I also was lucky to get their mid-day rates (about $70 a night – which is mucho expensive by Ethiopian standards, but which felt like a fair price – it’s twice as expensive on the weekends!) Note in the image above, the fish eagle in the glorious fig tree outside my room. That fish eagle treated me to it’s unique call all day long. I was a happy birder in this place. I enjoyed the quiet of the resort (I was told it is more lively on the weekends – as is just about every place on the Lake). My time, in fact, was rather quiet and contemplative. I awoke early and watched the Lake life come alive and I spent the days exploring the area (Wondo Genet and the local fish market). I spent my evenings quietly enjoying the outdoor patio watching sunsets with a St. George beer. It was a good place for me – and allowed me to sink into Ethiopia with a few days of solo adventure. The solo piece was new to me. While I have traveled a lot in my life, I’ve always traveled in the company of family and/or children. This space started a 4 day solo stretch – alone – in Ethiopia. I would later join the company of 10 other women, but not quite yet. . First, learning how to spend time with myself. (“Really, this late in life?” you ask. My answer, “Why yes.”)

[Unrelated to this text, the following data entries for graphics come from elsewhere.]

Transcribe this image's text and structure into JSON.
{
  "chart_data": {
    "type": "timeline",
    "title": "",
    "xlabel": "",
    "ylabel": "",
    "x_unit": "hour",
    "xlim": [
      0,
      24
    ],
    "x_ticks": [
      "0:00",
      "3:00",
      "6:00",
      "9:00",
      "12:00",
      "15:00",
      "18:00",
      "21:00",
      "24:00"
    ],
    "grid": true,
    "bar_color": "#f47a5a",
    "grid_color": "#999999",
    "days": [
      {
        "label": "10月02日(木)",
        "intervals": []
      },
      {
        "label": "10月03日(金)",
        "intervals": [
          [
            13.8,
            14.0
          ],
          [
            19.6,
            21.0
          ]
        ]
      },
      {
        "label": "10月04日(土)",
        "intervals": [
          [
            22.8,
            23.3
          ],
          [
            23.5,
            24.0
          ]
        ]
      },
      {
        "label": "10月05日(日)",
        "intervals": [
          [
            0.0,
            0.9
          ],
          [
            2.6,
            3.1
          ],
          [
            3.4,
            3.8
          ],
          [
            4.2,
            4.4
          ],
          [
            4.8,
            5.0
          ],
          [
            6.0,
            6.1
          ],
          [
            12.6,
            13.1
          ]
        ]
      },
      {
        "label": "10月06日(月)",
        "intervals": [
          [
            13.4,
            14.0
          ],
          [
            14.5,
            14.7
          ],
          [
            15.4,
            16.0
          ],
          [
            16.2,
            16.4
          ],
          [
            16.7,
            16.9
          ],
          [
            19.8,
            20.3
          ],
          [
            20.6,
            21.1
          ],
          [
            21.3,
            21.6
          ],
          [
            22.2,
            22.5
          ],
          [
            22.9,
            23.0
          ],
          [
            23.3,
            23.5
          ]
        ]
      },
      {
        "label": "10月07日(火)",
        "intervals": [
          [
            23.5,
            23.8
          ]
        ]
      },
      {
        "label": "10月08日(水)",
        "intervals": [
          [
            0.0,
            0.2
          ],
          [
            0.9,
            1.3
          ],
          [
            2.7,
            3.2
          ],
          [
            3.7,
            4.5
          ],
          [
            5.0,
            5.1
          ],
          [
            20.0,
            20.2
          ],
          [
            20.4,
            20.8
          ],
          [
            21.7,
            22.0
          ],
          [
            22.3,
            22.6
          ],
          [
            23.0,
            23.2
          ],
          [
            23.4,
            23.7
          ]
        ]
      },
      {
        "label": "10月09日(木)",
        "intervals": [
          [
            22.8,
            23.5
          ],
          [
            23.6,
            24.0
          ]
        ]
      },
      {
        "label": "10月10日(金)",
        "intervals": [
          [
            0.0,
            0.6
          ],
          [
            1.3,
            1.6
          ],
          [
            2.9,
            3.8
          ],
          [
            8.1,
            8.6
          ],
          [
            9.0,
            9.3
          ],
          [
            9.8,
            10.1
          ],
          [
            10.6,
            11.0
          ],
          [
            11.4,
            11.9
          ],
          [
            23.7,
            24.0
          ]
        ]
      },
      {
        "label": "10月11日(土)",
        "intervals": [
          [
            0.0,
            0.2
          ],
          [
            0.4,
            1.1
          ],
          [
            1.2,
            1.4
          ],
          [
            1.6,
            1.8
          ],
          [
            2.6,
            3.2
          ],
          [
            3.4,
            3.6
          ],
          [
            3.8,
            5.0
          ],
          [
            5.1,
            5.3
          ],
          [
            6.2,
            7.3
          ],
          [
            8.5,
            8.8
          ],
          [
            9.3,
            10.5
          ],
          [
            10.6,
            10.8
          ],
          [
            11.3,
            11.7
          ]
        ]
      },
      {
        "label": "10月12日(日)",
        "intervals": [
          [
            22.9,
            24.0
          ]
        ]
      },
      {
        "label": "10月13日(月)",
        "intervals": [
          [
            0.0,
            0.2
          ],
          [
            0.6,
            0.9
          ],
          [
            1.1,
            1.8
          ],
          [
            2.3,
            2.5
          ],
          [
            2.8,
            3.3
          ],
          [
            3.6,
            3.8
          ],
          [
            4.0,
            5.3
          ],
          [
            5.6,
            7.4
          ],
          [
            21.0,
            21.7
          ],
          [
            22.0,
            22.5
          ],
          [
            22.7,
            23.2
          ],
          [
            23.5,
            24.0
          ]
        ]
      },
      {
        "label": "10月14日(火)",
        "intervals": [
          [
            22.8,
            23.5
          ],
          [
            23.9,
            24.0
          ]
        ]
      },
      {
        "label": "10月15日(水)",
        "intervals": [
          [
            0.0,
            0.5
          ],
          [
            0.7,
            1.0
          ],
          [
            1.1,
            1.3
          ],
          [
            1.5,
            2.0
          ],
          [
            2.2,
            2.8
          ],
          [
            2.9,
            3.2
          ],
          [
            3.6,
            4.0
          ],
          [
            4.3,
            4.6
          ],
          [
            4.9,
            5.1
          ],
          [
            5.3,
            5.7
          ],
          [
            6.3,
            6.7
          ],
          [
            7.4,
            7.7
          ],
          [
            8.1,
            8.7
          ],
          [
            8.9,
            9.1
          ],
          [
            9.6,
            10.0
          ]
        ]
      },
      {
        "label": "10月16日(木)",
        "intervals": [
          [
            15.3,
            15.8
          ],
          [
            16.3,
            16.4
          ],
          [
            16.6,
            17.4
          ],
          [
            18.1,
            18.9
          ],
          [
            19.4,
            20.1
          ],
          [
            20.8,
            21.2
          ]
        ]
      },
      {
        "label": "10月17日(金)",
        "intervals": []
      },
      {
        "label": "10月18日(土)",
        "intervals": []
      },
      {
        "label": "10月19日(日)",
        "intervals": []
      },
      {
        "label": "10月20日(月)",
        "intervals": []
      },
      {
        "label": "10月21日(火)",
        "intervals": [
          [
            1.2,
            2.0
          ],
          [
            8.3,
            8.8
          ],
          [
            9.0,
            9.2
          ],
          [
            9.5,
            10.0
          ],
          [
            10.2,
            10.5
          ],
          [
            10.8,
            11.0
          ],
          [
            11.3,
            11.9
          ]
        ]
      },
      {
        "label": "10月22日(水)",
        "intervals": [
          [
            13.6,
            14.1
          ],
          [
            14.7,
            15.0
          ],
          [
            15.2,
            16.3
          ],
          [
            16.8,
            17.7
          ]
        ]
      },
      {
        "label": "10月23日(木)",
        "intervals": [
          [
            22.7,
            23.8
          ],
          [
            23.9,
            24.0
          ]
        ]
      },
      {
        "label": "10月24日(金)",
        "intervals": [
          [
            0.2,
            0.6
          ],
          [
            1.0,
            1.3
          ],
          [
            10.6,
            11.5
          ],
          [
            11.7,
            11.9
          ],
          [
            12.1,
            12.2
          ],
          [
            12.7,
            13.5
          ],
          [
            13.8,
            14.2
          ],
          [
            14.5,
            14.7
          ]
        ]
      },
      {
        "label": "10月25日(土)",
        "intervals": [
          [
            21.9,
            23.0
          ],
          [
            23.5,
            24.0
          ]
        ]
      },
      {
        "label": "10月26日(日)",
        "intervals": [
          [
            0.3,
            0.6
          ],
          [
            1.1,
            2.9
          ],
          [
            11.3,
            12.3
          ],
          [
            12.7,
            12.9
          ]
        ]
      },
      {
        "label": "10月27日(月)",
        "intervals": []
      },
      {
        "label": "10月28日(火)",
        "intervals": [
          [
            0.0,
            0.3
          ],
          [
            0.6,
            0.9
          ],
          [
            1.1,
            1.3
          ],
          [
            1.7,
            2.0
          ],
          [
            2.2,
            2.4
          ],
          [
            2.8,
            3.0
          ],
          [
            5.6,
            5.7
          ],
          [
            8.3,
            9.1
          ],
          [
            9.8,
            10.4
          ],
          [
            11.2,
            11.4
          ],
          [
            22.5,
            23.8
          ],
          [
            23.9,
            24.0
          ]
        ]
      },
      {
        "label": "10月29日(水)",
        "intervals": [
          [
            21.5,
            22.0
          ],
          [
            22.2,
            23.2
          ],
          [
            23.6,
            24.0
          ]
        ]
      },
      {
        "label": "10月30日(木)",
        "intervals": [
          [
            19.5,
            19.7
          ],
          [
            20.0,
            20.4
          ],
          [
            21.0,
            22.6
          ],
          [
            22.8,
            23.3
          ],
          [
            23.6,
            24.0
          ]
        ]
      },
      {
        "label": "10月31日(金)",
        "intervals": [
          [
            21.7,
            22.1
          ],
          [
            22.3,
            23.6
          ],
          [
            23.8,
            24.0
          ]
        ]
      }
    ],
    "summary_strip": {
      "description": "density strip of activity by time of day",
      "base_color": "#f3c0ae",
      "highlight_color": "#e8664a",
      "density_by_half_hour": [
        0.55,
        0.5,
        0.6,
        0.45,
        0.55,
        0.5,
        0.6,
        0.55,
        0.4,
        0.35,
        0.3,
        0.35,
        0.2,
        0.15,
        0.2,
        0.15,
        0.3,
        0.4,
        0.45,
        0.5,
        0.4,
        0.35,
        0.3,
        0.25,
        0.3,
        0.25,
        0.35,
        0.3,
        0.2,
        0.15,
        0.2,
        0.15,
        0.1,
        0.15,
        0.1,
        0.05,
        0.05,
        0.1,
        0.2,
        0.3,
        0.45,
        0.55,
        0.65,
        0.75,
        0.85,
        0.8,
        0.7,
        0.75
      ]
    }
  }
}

I was surprised by the number of Ethiopians enjoying the resort – it was refreshing, as I expected to see a hotel full of foreign travelers like myself. I started my trip in full people watching mode – and added some birds to the mix (Hamerkop and Ibis featured in the pictures of mine, by the way). For those who wondered, I felt perfectly safe traveling solo and walking everywhere solo – although I should add that I was always with a local guide. The guides enriched my local experiences by considerable measure; solo is relative. I wouldn’t recommend traveling in Ethiopia without using the local guides – – they know a lot and really enhanced my experiences everywhere I visited.
(Edited commented for folks who asked me to check out alternatives in places I visited. I checked out Lewi Resort – the name came up a lot from others who had been to Awassa. Lewi Resort- it was also beautiful, but much much busier. The compound was far more complex – it included a puttputt golf course, bikes for taking out in the community, private tukul style accomodations, a pool, and piped in western music throughout the resort. If you are traveling with kids and want something that would allow for more ‘self-contained’ hours, perhaps you’d like it? I can’t comment on the rates – I visited the grounds but I didn’t ask anything about the rates. It didn’t really suit my taste – but I can see how a toddler or young one might find it a welcome refuge on a family adventure. I’d certainly advise that if you are visiting Lake Awassa, make it a weekday trip for best rates).